Speak-up culture is underpinned by robust internal procedures and active promotion by senior management. Having a strong speak-up culture can result in real benefits for an organisation. If an employee is confident that whistleblowing is taken seriously by their organisation and that whistleblowers are treated properly, they are more likely to use an internal reporting process than an external one.

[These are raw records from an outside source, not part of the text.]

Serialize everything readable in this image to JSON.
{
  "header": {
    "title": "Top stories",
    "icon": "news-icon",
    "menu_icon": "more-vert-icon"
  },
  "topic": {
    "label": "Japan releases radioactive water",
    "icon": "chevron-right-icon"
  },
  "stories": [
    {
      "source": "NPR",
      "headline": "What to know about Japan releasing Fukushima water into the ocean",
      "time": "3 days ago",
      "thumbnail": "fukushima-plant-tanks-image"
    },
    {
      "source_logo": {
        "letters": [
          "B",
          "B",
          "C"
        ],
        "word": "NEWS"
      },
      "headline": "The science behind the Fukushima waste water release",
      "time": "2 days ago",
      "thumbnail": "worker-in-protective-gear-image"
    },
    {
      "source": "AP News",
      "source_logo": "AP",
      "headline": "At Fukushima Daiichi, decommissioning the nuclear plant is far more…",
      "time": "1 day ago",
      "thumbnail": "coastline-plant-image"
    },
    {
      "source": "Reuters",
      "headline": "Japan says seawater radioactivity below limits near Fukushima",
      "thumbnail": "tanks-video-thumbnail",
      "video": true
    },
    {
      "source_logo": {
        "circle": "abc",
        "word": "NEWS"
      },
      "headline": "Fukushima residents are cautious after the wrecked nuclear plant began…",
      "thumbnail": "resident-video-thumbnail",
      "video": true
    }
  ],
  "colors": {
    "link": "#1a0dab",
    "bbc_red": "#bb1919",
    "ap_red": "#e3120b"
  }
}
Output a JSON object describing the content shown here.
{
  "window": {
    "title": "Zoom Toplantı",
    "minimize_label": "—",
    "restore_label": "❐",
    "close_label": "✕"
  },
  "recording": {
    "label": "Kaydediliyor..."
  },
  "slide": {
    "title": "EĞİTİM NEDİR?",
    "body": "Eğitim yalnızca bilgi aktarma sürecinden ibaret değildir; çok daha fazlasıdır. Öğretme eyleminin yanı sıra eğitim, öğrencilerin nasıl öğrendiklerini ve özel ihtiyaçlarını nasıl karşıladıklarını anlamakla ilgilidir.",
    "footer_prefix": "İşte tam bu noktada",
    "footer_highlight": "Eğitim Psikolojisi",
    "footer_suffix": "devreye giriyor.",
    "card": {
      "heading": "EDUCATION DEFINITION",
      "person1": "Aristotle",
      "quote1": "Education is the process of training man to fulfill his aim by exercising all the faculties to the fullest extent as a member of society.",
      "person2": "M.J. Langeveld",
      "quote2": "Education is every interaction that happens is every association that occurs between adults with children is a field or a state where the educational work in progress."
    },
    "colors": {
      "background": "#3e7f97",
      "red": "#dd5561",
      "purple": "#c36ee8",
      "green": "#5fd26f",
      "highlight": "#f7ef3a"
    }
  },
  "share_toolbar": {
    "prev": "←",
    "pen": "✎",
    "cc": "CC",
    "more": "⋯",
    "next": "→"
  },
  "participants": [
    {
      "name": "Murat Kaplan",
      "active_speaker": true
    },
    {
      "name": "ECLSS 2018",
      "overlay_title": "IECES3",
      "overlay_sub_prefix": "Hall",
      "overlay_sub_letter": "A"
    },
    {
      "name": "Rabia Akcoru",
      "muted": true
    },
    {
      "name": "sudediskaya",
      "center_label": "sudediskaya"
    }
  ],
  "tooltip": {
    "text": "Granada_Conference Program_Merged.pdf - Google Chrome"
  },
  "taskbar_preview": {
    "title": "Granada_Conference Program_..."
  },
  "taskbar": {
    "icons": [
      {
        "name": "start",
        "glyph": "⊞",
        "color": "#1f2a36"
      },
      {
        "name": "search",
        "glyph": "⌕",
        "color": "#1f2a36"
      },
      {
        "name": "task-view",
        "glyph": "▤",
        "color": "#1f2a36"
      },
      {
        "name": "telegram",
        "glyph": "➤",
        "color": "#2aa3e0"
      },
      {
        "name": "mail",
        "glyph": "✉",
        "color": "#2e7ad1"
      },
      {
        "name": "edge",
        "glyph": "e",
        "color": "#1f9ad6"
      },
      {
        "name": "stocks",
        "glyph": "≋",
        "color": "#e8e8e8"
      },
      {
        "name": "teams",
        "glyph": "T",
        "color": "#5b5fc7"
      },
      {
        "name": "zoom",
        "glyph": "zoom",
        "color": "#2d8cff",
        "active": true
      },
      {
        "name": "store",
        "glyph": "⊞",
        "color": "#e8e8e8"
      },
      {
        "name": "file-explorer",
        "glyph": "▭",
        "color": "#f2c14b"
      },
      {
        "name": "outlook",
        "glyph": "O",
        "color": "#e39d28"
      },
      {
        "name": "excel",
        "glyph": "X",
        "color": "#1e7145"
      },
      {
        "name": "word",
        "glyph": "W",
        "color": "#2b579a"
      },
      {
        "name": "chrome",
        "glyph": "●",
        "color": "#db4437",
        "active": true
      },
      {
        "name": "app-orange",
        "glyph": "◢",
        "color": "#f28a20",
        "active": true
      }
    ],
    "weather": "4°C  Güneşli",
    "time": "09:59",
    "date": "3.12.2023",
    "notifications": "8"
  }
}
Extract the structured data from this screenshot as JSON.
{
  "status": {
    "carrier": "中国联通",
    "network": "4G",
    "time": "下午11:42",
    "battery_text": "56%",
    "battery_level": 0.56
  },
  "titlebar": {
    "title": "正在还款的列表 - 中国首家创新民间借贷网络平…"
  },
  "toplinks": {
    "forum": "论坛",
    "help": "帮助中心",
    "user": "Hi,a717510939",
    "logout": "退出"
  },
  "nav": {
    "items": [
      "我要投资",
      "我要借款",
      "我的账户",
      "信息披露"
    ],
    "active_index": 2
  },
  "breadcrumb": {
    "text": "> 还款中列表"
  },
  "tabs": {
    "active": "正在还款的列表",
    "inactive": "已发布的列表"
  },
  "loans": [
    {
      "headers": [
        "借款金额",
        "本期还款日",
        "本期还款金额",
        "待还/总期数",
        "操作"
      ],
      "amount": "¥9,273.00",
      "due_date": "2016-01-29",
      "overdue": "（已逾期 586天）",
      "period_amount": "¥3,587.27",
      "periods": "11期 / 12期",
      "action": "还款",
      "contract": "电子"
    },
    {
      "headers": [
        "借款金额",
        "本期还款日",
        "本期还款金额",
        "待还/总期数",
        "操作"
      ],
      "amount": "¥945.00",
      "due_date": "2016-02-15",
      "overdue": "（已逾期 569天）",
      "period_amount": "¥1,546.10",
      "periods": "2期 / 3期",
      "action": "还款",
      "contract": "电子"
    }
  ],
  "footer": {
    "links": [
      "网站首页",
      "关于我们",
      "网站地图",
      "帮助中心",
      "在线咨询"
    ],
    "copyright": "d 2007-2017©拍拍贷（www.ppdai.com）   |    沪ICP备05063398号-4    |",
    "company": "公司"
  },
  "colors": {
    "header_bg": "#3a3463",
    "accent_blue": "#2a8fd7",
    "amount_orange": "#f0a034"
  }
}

A strong speak-up culture can therefore allow the organisation to identify issues early, investigate internally and resolve issues, all while retaining control of the process - an opportunity which may be lost if an employee turns to an external reporting route instead.

In a continuation of the exercise we began in 2014, we have gathered the views of over 2,500 managers – across various levels of seniority and responsibility in large companies and 13 industries in the UK, the US, Hong Kong, Germany and France – to gauge their attitudes towards whistleblowing and how they may have changed since our last survey in 2020.

The data from the 2023 Freshfields whistleblowing survey show the following trends.

  1. An increase in the involvement of managers in whistleblowing overall, with a corresponding increase in respondents who themselves have been a whistleblower.
  2. A decrease in respondents who would go to their direct boss, or encourage others to speak to their direct boss, to report a concern.
  3. The importance of up-to-date whistleblowing procedures and knowledge of them, with some concerning responses regarding publication of and training on whistleblowing policies.
  4. Different preferences in international organisations for local versus centralised reporting, which is a key focus of the EU Whistleblowing Directive.
  5. Divided opinions regarding the effectiveness of financial incentives to encourage whistleblowing, with a drastic shift in attitudes in the US in particular.
  6. The increasing importance that employees attach to knowing the identity of a whistleblower, which varies according to age group, jurisdiction and sector.
  7. The continued impact of #MeToo on whistleblowing culture, with the survey indicating a need for organisations to review their training more broadly.
  8. The long-term effect of remote and hybrid working on speak-up culture, including some interesting thoughts from respondents on the “why” and the “how”.